# For Constance - Italian Egg Rolls



## mish (Feb 6, 2006)

Constance, hope you find this post. 


*Italian Egg Rolls*

2 c. cooked angel hair pasta
1 c. diced Cooked Mild Italian Sausage
1 c. shredded spinach
1 tsp. minced garlic 
1 tbsp. capers
1/2 tsp. dried basil
1/2 tsp. dried oregano
2 tbsp. chopped olives
2 tbsp. grated Parmesan cheese
2 tbsp. roasted red peppers, drained and chopped
1 tbsp. corn starch
Egg roll wrappers (as needed) 
Vegetable oil (as needed for frying) 

Prepare pasta, rinse, drain & cool. Chop pasta into 1" pieces.

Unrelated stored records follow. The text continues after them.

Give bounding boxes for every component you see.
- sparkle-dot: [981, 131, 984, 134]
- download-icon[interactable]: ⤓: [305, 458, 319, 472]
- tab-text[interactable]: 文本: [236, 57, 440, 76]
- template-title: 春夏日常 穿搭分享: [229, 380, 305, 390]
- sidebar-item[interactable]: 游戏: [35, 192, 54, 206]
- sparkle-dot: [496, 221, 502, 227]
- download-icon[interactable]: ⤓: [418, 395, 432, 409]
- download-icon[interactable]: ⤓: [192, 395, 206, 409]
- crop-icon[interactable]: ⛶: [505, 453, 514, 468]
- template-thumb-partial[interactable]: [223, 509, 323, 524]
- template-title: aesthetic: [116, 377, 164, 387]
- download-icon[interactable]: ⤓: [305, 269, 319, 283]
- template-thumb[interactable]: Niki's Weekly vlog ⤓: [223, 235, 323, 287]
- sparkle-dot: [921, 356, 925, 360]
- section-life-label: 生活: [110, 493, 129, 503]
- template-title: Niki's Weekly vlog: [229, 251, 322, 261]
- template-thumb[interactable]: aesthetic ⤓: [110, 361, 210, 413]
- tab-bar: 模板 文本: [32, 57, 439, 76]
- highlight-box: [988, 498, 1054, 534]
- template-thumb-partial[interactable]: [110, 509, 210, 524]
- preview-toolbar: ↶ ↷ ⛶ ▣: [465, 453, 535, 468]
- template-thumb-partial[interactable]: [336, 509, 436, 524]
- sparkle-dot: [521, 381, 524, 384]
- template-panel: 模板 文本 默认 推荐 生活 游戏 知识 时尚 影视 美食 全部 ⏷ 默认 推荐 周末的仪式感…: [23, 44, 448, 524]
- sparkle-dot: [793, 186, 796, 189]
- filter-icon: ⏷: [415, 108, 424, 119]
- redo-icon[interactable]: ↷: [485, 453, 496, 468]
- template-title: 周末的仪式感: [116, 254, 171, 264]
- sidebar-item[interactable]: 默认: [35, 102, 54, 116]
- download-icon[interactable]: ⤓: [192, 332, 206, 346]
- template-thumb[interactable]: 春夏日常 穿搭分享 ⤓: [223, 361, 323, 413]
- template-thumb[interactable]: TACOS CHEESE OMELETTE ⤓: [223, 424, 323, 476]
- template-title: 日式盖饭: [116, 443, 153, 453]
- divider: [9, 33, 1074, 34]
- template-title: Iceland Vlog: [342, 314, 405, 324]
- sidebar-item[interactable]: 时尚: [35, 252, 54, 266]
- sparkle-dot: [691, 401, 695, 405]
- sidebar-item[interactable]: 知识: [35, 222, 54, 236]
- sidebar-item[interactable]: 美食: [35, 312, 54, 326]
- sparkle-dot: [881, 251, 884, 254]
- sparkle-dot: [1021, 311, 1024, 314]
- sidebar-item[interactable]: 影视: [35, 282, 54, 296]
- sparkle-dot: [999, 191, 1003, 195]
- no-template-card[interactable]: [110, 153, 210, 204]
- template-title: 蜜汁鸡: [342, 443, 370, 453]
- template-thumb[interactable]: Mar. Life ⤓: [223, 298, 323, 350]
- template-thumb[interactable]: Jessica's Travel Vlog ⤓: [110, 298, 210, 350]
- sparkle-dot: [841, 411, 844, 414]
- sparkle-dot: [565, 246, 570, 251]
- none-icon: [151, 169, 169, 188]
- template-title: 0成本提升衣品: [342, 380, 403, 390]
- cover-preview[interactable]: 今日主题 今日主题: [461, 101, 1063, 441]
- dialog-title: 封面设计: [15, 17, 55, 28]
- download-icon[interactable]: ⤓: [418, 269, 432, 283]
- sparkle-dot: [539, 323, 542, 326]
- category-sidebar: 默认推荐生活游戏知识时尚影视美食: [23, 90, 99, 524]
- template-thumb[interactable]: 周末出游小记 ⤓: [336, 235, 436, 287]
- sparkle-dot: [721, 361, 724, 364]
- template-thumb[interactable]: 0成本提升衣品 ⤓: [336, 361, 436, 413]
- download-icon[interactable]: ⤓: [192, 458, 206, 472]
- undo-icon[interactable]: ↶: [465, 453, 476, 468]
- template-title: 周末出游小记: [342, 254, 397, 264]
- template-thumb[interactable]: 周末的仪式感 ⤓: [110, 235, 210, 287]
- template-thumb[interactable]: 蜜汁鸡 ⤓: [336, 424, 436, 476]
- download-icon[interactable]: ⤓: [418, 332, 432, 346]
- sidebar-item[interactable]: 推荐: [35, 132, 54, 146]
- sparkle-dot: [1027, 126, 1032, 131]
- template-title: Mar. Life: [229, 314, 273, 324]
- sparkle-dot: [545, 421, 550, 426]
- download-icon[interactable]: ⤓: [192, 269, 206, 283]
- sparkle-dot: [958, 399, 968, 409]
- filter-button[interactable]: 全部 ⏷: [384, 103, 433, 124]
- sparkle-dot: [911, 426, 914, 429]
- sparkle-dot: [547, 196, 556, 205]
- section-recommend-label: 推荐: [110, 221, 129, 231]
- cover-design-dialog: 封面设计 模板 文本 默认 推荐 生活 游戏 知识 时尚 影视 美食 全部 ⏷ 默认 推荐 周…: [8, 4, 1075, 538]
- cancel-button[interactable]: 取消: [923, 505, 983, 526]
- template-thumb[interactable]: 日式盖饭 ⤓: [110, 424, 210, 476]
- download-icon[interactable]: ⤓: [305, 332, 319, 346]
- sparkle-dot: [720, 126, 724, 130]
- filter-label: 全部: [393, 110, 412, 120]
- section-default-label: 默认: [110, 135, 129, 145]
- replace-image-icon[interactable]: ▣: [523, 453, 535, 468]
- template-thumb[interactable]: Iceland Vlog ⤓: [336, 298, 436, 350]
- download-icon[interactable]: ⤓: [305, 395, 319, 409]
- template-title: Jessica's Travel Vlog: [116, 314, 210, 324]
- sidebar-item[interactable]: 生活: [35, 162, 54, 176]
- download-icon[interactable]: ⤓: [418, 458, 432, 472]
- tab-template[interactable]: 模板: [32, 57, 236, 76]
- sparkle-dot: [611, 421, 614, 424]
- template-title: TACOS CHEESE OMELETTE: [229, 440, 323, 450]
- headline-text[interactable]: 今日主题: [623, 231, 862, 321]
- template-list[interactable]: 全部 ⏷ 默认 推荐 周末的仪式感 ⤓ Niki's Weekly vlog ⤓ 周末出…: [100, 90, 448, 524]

Mix remaining ingredients minus wrappers. Follow instructions on back of wrapper package for making egg rolls. Add enough oil to pot or wok to cover egg rolls.

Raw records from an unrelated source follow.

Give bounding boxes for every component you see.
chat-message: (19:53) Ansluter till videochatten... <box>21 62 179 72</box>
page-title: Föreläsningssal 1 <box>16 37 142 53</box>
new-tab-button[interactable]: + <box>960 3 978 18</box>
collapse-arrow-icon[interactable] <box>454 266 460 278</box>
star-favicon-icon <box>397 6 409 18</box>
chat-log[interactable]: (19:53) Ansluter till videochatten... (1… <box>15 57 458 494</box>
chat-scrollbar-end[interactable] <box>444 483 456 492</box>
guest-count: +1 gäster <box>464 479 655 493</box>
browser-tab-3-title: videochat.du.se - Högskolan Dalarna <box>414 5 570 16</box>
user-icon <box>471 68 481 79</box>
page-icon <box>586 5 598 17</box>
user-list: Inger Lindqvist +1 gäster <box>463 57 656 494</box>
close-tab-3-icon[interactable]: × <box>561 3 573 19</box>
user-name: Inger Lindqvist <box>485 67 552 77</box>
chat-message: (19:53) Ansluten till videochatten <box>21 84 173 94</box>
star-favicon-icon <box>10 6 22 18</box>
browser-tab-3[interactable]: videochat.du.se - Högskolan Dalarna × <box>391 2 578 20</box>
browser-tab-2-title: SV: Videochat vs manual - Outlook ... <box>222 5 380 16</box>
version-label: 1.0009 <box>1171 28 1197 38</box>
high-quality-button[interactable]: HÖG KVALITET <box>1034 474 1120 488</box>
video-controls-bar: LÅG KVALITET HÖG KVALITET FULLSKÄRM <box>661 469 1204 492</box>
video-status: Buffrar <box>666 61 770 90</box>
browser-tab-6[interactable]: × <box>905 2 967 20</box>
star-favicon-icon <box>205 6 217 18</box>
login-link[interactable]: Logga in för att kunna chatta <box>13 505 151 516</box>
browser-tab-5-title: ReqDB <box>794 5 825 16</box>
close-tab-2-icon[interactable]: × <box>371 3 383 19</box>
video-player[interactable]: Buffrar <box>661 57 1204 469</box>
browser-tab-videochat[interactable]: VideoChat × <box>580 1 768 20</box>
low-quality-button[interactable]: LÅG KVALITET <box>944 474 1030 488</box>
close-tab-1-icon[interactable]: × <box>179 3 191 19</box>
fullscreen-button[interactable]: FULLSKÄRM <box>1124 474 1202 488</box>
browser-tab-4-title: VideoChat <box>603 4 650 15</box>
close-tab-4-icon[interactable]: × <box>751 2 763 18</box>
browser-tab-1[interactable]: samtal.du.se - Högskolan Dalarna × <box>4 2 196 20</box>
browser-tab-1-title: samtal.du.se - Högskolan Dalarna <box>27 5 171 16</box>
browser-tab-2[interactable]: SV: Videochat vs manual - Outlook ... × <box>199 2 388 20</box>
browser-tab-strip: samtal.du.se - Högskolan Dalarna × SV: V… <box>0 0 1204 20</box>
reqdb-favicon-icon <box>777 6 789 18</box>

You can either heat the oil and fry them, or spray the rolls with cooking spray, place on a baking sheet and bake at about 350 till  golden.


----------



## mish (Mar 2, 2007)

Bumping it up.  A member asked about Italian appys, & wanted to share this one.  I'm not a huge caper fan, so toasted pine nuts is another option.


----------



## QSis (Mar 2, 2007)

Calzone in a wrapper!  Wow, those look fantastic!

Lee


----------



## mish (Mar 2, 2007)

QSis said:
			
		

> Calzone in a wrapper! Wow, those look fantastic!
> 
> Lee


 
Well, actually no ricotta, mozzarella and sauce inside the wrapper, but they are so yummy. That's a good idea though - a calzone egg roll. Thanks, Qsis, I'll have to work on that one.  Vermicelli could work too - or flat italian leaf parsley in place of the spinach. Good one to experiment with for different fillings (maybe clams or shrimp in place of sausage?).


----------



## cjs (Mar 3, 2007)

"I'm not a huge caper fan, so toasted pine nuts is another option." - or both!!   Looks very good.


----------



## Constance (Mar 3, 2007)

I've found it now! These look wonderful! Many thanks!

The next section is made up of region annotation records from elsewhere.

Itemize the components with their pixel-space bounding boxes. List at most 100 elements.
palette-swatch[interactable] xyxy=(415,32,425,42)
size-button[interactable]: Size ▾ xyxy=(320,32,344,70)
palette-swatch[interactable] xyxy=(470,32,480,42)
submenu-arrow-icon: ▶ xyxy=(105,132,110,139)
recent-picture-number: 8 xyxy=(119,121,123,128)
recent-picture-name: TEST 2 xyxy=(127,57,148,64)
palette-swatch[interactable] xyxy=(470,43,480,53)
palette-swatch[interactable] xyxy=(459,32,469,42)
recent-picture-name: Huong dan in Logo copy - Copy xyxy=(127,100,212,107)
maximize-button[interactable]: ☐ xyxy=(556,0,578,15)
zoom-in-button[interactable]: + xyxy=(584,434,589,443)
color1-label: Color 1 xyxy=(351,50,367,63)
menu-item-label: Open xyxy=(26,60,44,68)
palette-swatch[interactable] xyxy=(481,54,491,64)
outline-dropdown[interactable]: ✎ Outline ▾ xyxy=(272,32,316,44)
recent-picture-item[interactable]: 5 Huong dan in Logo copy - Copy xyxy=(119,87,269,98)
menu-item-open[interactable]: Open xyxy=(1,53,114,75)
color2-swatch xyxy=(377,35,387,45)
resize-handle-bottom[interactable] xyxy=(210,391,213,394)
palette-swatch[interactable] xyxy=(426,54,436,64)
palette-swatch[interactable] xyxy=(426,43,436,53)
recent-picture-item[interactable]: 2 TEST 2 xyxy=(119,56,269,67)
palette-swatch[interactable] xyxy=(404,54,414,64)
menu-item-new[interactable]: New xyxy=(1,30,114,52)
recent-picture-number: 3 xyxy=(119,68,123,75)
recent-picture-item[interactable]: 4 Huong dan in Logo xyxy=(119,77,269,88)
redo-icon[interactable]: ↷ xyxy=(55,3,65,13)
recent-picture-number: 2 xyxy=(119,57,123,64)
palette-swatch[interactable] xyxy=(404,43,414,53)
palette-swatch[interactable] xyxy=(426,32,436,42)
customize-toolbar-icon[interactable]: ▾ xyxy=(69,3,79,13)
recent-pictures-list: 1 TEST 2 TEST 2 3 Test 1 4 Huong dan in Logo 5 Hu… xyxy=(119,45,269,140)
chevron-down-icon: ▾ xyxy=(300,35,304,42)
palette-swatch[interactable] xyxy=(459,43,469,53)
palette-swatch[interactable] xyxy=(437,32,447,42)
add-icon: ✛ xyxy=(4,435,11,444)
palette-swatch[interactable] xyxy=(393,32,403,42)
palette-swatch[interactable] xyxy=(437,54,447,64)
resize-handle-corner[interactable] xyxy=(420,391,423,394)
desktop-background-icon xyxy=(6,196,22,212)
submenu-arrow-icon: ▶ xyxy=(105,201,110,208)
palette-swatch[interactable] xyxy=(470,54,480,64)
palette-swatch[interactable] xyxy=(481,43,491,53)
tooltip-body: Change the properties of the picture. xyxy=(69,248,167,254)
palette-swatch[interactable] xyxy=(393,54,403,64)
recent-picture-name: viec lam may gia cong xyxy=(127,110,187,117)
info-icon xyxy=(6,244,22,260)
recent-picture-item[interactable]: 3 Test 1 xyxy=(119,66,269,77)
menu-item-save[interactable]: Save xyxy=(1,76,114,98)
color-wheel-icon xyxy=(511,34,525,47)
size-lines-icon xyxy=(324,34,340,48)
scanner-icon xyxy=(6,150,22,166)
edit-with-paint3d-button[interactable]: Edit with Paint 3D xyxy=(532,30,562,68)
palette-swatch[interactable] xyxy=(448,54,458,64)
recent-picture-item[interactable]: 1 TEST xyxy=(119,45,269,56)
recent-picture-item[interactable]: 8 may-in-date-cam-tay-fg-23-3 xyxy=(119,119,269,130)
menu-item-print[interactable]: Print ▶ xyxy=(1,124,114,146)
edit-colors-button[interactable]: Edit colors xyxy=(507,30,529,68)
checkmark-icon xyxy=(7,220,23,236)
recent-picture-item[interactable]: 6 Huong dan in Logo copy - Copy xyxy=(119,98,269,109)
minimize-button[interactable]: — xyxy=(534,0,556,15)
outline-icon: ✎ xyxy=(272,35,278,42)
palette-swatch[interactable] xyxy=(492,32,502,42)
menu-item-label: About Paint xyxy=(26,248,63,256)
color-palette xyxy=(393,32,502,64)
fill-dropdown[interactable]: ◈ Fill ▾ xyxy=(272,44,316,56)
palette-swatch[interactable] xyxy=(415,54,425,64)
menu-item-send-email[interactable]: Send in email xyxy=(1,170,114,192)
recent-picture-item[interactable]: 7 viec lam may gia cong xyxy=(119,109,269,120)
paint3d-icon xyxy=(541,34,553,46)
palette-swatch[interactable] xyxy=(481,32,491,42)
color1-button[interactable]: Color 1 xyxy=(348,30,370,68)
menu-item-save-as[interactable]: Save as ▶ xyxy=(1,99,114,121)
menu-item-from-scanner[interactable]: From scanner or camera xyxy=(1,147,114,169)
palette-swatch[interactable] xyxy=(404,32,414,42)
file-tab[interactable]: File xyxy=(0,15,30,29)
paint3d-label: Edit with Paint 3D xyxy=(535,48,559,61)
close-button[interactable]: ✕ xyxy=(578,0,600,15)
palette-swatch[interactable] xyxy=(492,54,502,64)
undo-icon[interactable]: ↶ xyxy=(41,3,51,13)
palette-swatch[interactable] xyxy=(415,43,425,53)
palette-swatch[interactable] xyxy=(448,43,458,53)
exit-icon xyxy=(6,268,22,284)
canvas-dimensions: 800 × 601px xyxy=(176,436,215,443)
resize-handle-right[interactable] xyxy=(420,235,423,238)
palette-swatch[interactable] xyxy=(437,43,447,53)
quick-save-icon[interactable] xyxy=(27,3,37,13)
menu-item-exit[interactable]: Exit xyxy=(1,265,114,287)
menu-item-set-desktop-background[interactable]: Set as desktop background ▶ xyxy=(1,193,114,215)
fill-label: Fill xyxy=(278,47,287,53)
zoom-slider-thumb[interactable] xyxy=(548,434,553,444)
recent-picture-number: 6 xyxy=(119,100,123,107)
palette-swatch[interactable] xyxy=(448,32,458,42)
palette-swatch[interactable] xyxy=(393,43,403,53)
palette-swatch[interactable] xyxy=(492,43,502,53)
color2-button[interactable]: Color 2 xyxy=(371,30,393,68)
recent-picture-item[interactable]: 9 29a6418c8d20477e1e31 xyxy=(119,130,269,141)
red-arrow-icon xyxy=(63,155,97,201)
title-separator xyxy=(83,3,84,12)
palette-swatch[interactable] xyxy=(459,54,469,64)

How would it be to break up the pasta before cooking, instead of chopping later?


----------



## mish (Mar 3, 2007)

Constance said:
			
		

> I've found it now! These look wonderful! Many thanks!
> 
> How would it be to break up the pasta before cooking, instead of chopping later?


 
Yay! Good point. You could crush/break up the uncooked noodles (in the pkg - would be less messy), prior to cooking.


----------



## StirBlue (Mar 3, 2007)

This is a great recipe.  There is a Mexican style deli down in Texas that deep fry bean & meat combo burritos; they also make apple burritos and fry those too.  Very Good.

When I was making egg rolls earlier this year, I had a problem with the egg rolls floating on top of the hot oil and refusing to be turned.  Was my oil too deep?  (I had read a post where somebody said: they are done when they float to the top?)  My filling was raw shredded cabbage, carrot, onion, bean sprouts, and seasonings.

I sealed my wrappers by moistening the edges around the filling but they had a lot of oil inside.  Any reason for that?


----------



## Ali (Apr 3, 2007)

I love egg rolls and this sounds like a great recipe. Thanks for sharing.

~Ali


----------



## asabine (May 6, 2007)

This is  delicious recipes I can’t wait to make it! Yum!
thanks


----------